Basinski Brian W, Huang Yuanhao, Li Qiang, Sivakumar Charukesi D, Carman Tyler J, Pan Hana M, Xu Jing, Hannum D Ford, Liu Jie, Rao Rajesh C
Department of Ophthalmology and Visual Science, W.K. Kellogg Eye Center, University of Michigan, Ann Arbor, MI 48105, USA; Molecular and Cellular Pathology Graduate Program, Department of Pathology, University of Michigan, Ann Arbor, MI 48105, USA.
Department of Ophthalmology and Visual Science, W.K. Kellogg Eye Center, University of Michigan, Ann Arbor, MI 48105, USA; Department of Computational Medicine and Bioinformatics, Ann Arbor, MI 48105, USA.
Stem Cell Reports. 2025 Jun 10;20(6):102508. doi: 10.1016/j.stemcr.2025.102508. Epub 2025 May 22.

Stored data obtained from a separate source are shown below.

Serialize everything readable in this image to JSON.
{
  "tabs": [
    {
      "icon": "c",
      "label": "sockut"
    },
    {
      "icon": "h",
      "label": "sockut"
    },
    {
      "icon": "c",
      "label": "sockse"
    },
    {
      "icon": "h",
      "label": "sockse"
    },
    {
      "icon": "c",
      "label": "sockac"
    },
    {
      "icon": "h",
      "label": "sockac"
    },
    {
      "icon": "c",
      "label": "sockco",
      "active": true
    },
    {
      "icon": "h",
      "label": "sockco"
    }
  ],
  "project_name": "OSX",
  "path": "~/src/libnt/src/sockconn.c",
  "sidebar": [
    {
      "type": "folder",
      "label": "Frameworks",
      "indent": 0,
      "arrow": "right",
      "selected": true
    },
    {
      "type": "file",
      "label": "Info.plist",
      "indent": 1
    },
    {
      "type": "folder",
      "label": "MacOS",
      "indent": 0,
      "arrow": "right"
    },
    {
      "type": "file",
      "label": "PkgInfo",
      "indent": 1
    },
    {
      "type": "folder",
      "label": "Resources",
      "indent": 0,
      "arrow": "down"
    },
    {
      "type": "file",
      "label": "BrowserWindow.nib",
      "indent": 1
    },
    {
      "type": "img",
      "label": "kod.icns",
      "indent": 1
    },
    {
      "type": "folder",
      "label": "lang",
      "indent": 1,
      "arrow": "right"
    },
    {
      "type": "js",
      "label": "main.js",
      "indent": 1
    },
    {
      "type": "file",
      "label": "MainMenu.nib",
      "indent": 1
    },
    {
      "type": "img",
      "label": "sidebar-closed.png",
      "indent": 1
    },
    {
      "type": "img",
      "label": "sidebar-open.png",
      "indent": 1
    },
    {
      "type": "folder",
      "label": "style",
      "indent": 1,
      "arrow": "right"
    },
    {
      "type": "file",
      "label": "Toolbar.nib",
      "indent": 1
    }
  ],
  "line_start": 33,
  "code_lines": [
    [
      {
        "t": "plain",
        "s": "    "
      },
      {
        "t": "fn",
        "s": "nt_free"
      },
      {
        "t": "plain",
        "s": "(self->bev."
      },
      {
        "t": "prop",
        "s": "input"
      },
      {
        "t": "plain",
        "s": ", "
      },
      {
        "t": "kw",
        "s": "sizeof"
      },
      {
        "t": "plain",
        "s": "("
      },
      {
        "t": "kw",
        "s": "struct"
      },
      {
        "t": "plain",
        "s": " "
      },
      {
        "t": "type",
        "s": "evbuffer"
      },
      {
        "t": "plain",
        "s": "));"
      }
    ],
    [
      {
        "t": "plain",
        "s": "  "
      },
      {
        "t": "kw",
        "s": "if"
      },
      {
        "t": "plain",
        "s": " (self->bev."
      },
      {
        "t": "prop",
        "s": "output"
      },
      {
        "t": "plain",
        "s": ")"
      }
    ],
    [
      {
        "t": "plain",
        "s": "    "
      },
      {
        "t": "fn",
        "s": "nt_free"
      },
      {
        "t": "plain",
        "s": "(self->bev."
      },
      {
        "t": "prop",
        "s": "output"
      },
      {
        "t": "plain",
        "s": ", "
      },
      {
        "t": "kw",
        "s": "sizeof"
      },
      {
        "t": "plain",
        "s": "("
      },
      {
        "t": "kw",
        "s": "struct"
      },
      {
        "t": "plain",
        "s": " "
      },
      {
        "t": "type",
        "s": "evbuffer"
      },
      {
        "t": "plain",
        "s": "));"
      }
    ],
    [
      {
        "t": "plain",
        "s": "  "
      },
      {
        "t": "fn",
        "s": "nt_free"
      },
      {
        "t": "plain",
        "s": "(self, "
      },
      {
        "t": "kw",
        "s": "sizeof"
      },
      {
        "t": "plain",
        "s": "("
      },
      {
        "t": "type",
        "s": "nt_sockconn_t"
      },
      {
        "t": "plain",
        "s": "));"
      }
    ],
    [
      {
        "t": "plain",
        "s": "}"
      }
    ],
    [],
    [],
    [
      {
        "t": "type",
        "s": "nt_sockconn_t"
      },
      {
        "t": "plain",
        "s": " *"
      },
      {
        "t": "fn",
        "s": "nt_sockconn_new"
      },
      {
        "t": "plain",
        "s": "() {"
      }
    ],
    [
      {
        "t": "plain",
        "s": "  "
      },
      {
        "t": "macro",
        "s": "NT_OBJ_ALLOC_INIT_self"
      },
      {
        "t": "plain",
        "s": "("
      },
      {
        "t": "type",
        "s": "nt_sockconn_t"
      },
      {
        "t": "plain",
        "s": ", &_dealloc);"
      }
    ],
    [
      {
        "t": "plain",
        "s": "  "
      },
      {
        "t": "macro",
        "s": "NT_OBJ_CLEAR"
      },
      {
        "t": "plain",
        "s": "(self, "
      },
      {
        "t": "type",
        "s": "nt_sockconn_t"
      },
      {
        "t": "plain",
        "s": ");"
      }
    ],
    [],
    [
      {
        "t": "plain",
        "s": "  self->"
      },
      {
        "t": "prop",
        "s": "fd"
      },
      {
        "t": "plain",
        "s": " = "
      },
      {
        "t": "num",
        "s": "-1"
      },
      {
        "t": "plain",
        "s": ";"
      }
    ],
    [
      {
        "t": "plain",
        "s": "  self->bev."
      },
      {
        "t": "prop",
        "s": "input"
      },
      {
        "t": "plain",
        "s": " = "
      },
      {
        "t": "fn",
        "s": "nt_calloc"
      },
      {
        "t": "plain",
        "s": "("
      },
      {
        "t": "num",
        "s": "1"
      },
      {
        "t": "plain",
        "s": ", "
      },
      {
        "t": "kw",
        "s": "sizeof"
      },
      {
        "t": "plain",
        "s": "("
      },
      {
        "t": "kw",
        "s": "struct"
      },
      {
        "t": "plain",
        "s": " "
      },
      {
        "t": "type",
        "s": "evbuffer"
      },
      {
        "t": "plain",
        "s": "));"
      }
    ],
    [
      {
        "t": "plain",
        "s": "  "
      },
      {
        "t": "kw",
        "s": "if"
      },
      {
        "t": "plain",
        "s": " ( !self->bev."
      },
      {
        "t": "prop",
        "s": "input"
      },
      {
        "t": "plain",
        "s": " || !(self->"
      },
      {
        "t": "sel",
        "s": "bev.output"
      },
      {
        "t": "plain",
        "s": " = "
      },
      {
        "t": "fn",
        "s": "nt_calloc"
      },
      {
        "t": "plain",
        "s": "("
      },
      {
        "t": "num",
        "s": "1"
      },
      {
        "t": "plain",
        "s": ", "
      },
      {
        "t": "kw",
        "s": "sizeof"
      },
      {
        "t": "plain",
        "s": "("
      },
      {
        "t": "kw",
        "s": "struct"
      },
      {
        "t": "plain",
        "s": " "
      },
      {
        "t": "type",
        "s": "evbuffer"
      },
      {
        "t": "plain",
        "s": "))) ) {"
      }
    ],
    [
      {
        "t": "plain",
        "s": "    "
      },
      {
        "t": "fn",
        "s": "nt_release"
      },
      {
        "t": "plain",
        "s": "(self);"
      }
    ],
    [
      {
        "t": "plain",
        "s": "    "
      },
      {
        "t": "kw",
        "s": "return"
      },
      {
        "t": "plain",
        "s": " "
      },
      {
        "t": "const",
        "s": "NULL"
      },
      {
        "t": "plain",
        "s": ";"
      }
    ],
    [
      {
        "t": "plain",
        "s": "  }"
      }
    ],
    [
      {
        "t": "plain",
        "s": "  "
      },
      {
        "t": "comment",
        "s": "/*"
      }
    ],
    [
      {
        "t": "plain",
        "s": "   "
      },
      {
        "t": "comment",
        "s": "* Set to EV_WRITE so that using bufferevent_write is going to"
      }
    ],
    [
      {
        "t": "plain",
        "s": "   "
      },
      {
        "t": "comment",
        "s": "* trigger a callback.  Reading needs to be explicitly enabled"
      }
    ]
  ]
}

The transcriptional regulation underlying eye field (retinal primordium) development requires precise control, yet the mechanisms guiding lineage-specific differentiation within the central nervous system (CNS) remain incompletely understood. Using neuroectoderm (NE) organoids derived from mouse embryonic stem cells, we investigate the role of PRDM13 in eye field specification. We demonstrate that Prdm13 expression inhibits RX eye field fate but permits non-eye field NE differentiation, an effect that depends on its first and second zinc-finger domains. Prdm13 activates the WNT/β-catenin signaling pathway during differentiation, leading to downregulation of key transcription factors crucial for establishing the eye field. Pharmacological inhibition of WNT signaling abolishes PRDM13-mediated suppression, restoring RX eye field differentiation. Our work reveals a previously undescribed PRDM13-WNT signaling axis that regulates lineage-specific neural differentiation of embryonic stem cells.
眼场(视网膜原基)发育的转录调控需要精确控制,但指导中枢神经系统(CNS)内谱系特异性分化的机制仍未完全了解。利用从小鼠胚胎干细胞衍生的神经外胚层(NE)类器官,我们研究了PRDM13在眼场特化中的作用。我们证明,Prdm13表达抑制RX眼场命运,但允许非眼场NE分化,这一效应取决于其第一和第二个锌指结构域。Prdm13在分化过程中激活WNT/β-连环蛋白信号通路,导致对建立眼场至关重要的关键转录因子下调。WNT信号的药理学抑制消除了PRDM13介导的抑制作用,恢复了RX眼场分化。我们的工作揭示了一个以前未描述的PRDM13-WNT信号轴,该信号轴调节胚胎干细胞的谱系特异性神经分化。